Quebec Labour Minister Agnès Maltais thanked Kenney for being open to negotiation and for recognizing Quebec's "unique character."

"We worked in total transparency, in good faith, and they finished by adhering to our idea that the Quebec way of doing it is the right one," she said in Quebec City.

The agreement is for six years, Maltais said.

Leaders of Montreal's business community said they're pleased with the deal.

“This agreement is good news for the Montreal metropolitan region, where more than half of all jobs in the province are situated. This agreement recognizes that Quebec has a system of training of the workforce that works well and that meets the needs of Quebec companies,” said Michel Leblanc, president of the Board of Trade of Metropolitan Montreal.

Speaking outside the House after question period, Kenney said the provinces and federal government are working toward final bilateral agreements. He hopes to finalize them by the end of this month.

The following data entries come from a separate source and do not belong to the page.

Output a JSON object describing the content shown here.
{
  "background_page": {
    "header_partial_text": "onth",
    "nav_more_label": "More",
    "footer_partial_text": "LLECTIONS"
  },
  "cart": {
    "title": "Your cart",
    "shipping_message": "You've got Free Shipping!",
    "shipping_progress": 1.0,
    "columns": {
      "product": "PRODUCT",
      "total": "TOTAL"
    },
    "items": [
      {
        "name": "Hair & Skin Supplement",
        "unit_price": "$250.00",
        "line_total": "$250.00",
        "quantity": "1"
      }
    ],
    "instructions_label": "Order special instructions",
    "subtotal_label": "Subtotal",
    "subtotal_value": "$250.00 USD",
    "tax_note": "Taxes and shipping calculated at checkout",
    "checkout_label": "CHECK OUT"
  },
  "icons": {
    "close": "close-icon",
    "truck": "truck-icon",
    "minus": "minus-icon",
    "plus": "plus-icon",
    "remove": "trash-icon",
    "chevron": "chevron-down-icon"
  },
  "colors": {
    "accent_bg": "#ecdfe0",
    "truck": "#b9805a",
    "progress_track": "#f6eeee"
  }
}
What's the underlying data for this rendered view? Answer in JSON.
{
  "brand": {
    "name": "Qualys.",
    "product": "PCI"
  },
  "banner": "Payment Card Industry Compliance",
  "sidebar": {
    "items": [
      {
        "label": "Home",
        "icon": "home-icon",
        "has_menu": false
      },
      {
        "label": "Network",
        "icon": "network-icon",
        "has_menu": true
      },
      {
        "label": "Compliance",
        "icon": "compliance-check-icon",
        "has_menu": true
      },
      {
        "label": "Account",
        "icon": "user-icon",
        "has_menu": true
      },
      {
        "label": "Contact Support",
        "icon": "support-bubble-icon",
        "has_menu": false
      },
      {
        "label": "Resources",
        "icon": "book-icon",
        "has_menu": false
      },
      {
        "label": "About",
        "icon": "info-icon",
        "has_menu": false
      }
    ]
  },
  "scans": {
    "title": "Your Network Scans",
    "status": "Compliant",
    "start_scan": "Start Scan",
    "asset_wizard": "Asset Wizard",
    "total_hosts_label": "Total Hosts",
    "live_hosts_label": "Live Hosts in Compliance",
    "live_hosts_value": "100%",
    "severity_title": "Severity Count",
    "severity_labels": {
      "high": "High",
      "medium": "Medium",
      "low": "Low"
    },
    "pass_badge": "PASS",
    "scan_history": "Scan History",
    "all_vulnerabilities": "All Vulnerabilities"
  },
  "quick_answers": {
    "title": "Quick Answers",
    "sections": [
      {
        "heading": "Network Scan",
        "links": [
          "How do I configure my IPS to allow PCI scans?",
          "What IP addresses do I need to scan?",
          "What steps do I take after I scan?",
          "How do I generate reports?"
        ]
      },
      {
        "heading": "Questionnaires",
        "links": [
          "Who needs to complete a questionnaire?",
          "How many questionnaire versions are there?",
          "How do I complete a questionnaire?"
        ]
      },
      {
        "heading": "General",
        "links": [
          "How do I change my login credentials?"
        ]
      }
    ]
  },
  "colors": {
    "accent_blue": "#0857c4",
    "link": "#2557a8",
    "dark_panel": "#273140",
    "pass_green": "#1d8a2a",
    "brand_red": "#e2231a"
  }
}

Proof 'federalism can work'

Quebec's share will be $115 million and known as the Canada-Quebec job fund, he said. 

"It's proof of how open federalism can work," Kenney said. 

The province has a different model from the others, which includes unions in a tripartite arrangement with government and employers, he added. Employers are legally obliged to invest one per cent of their payroll costs in job training.

Last week, B.C.'s minister of jobs, tourism, and skills told CBC News that an agreement in principle over the grant was made possible because Ottawa's final offer was notably different from the take-it-or-leave-it grant sprung on the provinces during last year's federal budget.

"The government's final offer is significantly different from the unilateral announcement the government made without consultation in last year's federal budget," Shirley Bond said in an interview Friday afternoon.​

Kenney sealed the deal by making several concessions, which he took to cabinet for approval, CBC News reported last week.